Nearly 40 years later, Braverman has his own private surgery practice along with Dr. Jeff Wadley and Dr. Trevor Beckham, and on July 1 quietly recognized his 30th year working as a general surgeon. In addition to his private practice, Braverman serves as Chief of Staff of the medical team at Bothwell Regional Health Center, a role his father also held. He also is an assistant clinical professor of surgery at the University of Missouri School of Medicine, teaching students during their clinical rotations at Bothwell. 

While not just anyone can scrub into surgeries anymore, the time-honored traditions of teaching and mentoring still stand. Braverman’s teaching responsibilities have brought him into contact with countless students aspiring to be physicians, a role he relishes. 

“I always like to teach, and I love having students, yet it’s not my job to teach them how to be surgeons,” Braverman said. “My job is to provide them with information they’ll need if they don’t become surgeons and teach them what every doctor should know … how to evaluate a patient, how to think critically, how to problem solve.”

Madison Bulger was one of three Mizzou medical students who were the first to participate in the School of Medicine’s Longitudinal Integrated Clerkship (LINC) program at Bothwell last year. Bulger wants to be a general surgeon and said she specifically chose Bothwell in hopes of obtaining hands-on surgical experience.

“I had a whole year to work with the general surgery department and improve my surgical technical skills and clinical decision making, where most third-year medical students in traditional programs have around eight weeks to rotate with surgery,” she said. “I was able to go from having zero surgical clinical or operative experience to scrubbing into over 250 cases – most of which I was first assistant and some of which I was able to lead.”

Bulger said she gives credit to Braverman and Wadley for scoring in the 100th percentile on her surgical shelf exam, which measures specialty knowledge and is recorded on transcripts and residency applications. 

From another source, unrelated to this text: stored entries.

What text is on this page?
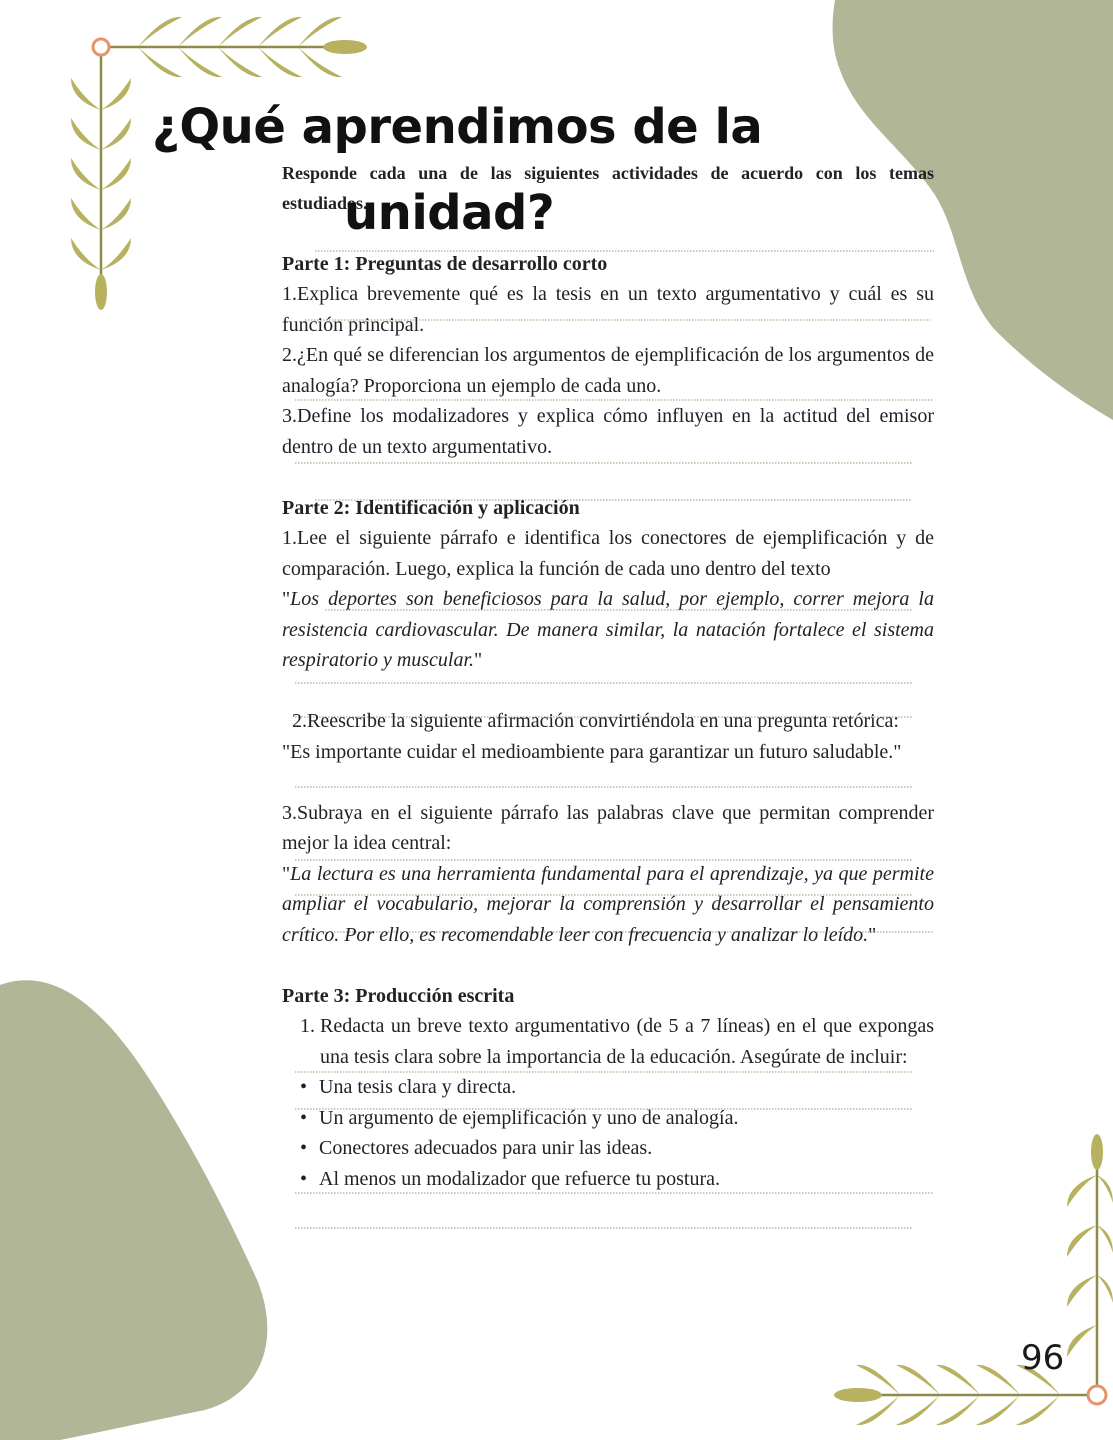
¿Qué aprendimos de la
unidad?

Responde cada una de las siguientes actividades de acuerdo con los temas estudiados.

Parte 1: Preguntas de desarrollo corto

1.Explica brevemente qué es la tesis en un texto argumentativo y cuál es su función principal.

2.¿En qué se diferencian los argumentos de ejemplificación de los argumentos de analogía? Proporciona un ejemplo de cada uno.

3.Define los modalizadores y explica cómo influyen en la actitud del emisor dentro de un texto argumentativo.

Parte 2: Identificación y aplicación

1.Lee el siguiente párrafo e identifica los conectores de ejemplificación y de comparación. Luego, explica la función de cada uno dentro del texto

"Los deportes son beneficiosos para la salud, por ejemplo, correr mejora la resistencia cardiovascular. De manera similar, la natación fortalece el sistema respiratorio y muscular."

2.Reescribe la siguiente afirmación convirtiéndola en una pregunta retórica:

"Es importante cuidar el medioambiente para garantizar un futuro saludable."

3.Subraya en el siguiente párrafo las palabras clave que permitan comprender mejor la idea central:

"La lectura es una herramienta fundamental para el aprendizaje, ya que permite ampliar el vocabulario, mejorar la comprensión y desarrollar el pensamiento crítico. Por ello, es recomendable leer con frecuencia y analizar lo leído."

Parte 3: Producción escrita

1. Redacta un breve texto argumentativo (de 5 a 7 líneas) en el que expongas una tesis clara sobre la importancia de la educación. Asegúrate de incluir:
• Una tesis clara y directa.
• Un argumento de ejemplificación y uno de analogía.
• Conectores adecuados para unir las ideas.
• Al menos un modalizador que refuerce tu postura.
96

“My score was a direct reflection of the great teachers they are and the literally hundreds of hours they invested in my education,” she said. “My experience at Bothwell was so valuable because it allowed me to experience the rigors and responsibilities of a surgical intern a year before starting my surgical residency, which comes after graduating from medical school.”

Bulger is in her fourth and final year of medical school and is currently completing a surgical ICU rotation at MU Health Care. After that, she will be a general surgery visiting student at the University of Washington in Seattle.

“Every day I worked with Dr. Braverman, I learned something,” Bulger said. “I hope that one day I can teach and have as big an impact on others as he did on me.”

While his father may have been his first clinical instructor, Braverman also counts other physicians like Dr. Bill Cole, the first doctor to perform open heart surgery at Bothwell, Dr. John Brazos, who practiced as a urologist in Sedalia from 1962 to 1982, and Dr. Phillip Hornbostel, his first partner in general surgery practice, as his professional mentors. 

“It’s important to give back, and teaching someone else is a way to honor the people who taught me,” he said. “It’s just fantastic to watch them mature and grow.”